Music helping special needs children learn

A special needs child plays drums at Hill Preparatory School in Kampala during a concert at the school recently. Photo by Desire Mbabali

What you need to know:

  • Music can be a good tool in teaching and learning in schools but it is more important when given as therapy for children with special needs whose development is slower than normal.

Marvin Kisembo, 13, is one of the students at Hill Preparatory School’s special needs centre, whose life has been transformed by music therapy. As testified by his music teacher and family friend, Dennis Ntale, “It seemed like a joke when he started out. He could not articulate words. He had no rhythm and no concentration at all. Today, he is one of our best pupils when it comes to music,” he says.

Overtime, it has been proven that music therapy is instrumental in educating children with special needs. “In this category, we have children with nodding syndrome, Down syndrome, autism, dyslexia, and general processing disorders.” Betty Akidi, a visiting music therapist at the centre, says. She explains that these disorders affect the child’s memory, growth, teamwork, communication, concentration, among other things.

How it works
“Every child has their unique special needs, and as teachers, our first step is to identify what special care to give them. Moreover, music therapy can be used in the academic learning process, as well as in imparting daily life skills in children,” Florence Nsangi, a special needs teacher at Hill Preparatory School, explains.

Music therapy can be used in every subject. For example in mathematics, you can create a rhythm by clapping from numbers one to number eight, and this can go on for weeks until all the children get it right.
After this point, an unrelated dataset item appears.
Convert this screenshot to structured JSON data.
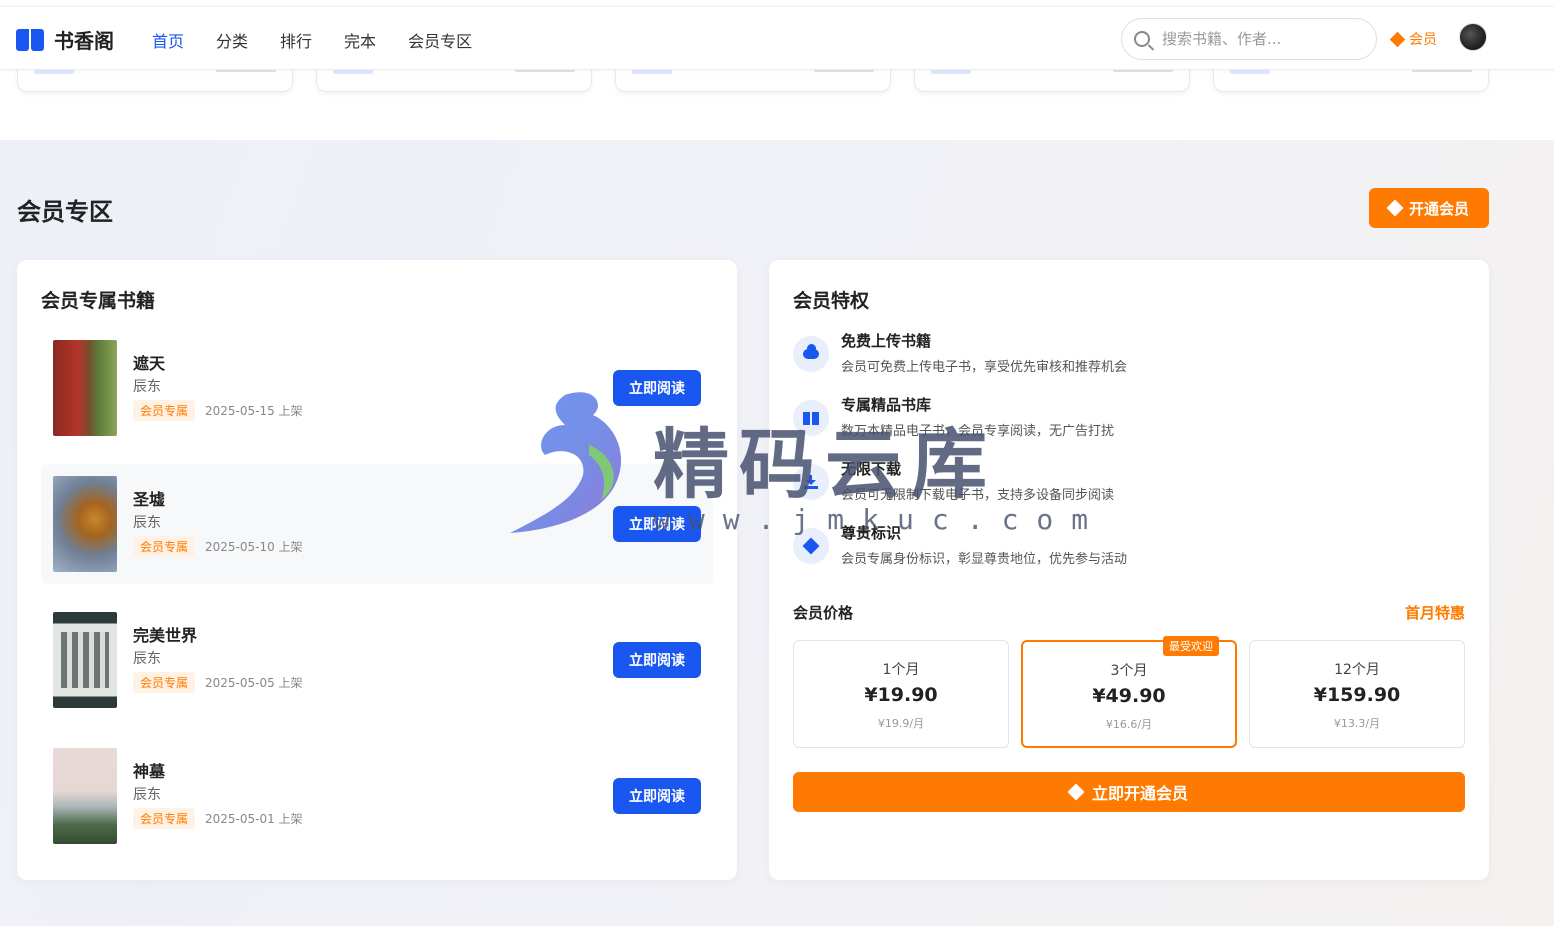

To separate odd numbers from even numbers, a rhythm can also be created by stomping the feet to create loud sound for even numbers and less pronounced sound for odd numbers.

“The learning process becomes both easy and entertaining, but at the same time, children learn to count, communicate, concentrate and work as a team, Akidi explains.

More to that, you can compose songs about topics studied in class as music teacher, Peter Kitumba says. “Pupils learn quicker and faster with rhymes. Sometimes, we deal with children who cannot write. So how do I teach a child without them writing? I resort to music.” Composing interactive and dramatic rhymes on topics such as types of houses, parts of the human body and Bible stories among others has so far been successful in quickening the learning process.

The initiative
Two weeks ago, Hill Preparatory School, Naguru which is one of the primary schools that provide an inclusive environment for children with special needs and regular children hosted students from the Berklee College of Music in Boston MA, to create awareness around the benefits of music therapy and techniques that can be used to enhance learning, cognitive development and alleviate pain.

“The main reason we are here is to see how we can collaborate in implementing music therapy at this school, because it is the fastest way of opening up children with special needs to be able to socialise, communicate, and to see how music therapy can be included in the academic curriculum of the school,” Carol Smith, one of the co-founders of Ubuntu Music Therapy Initiative, mentions.

The music programme was introduced by Jazz saxophonist, Caesar Kajura, in an initiative to bring music therapy to children with special needs at Hill Preparatory School.

This, however, is not exclusive to children with special needs, but brings together regular children in the school as well to have free interactions between the two groups.
Ambrose Lukusa Kibuuka, the school’s head teacher, says sometimes special needs children develop fast and are integrated in classes of regular children. “We have children in the special needs centre that gradually pick up academically and are able to be in the general class.

And we have those with severe situations that need special attention, those learn from the centre though they interact with their fellow pupils in other different activities.”

The centre is home to 60 children with special needs, and a population of about 400 regular pupils, both groups employing music therapy as an academic learning tool, with regular pupils paying Shs430,000, the integrated Shs750,000, and those in the special needs centre Shs970,000. All pupils are in day school.

Music as learning tool
Valuable teaching tool. It makes complex concepts more accessible and enjoyable. It facilitates language learning. Upbeat or uplifting music also may enhance cognitive abilities.

Brain control. Music appears to light up various regions of the brain related to language, hearing and motor control.

Builds character. Music is a great way to engage children in powerful lessons, such as teaching them social and emotional skills. These skills help boost academic performance, improve problem-solving and decision-making, and reduce conduct problems and emotional distress.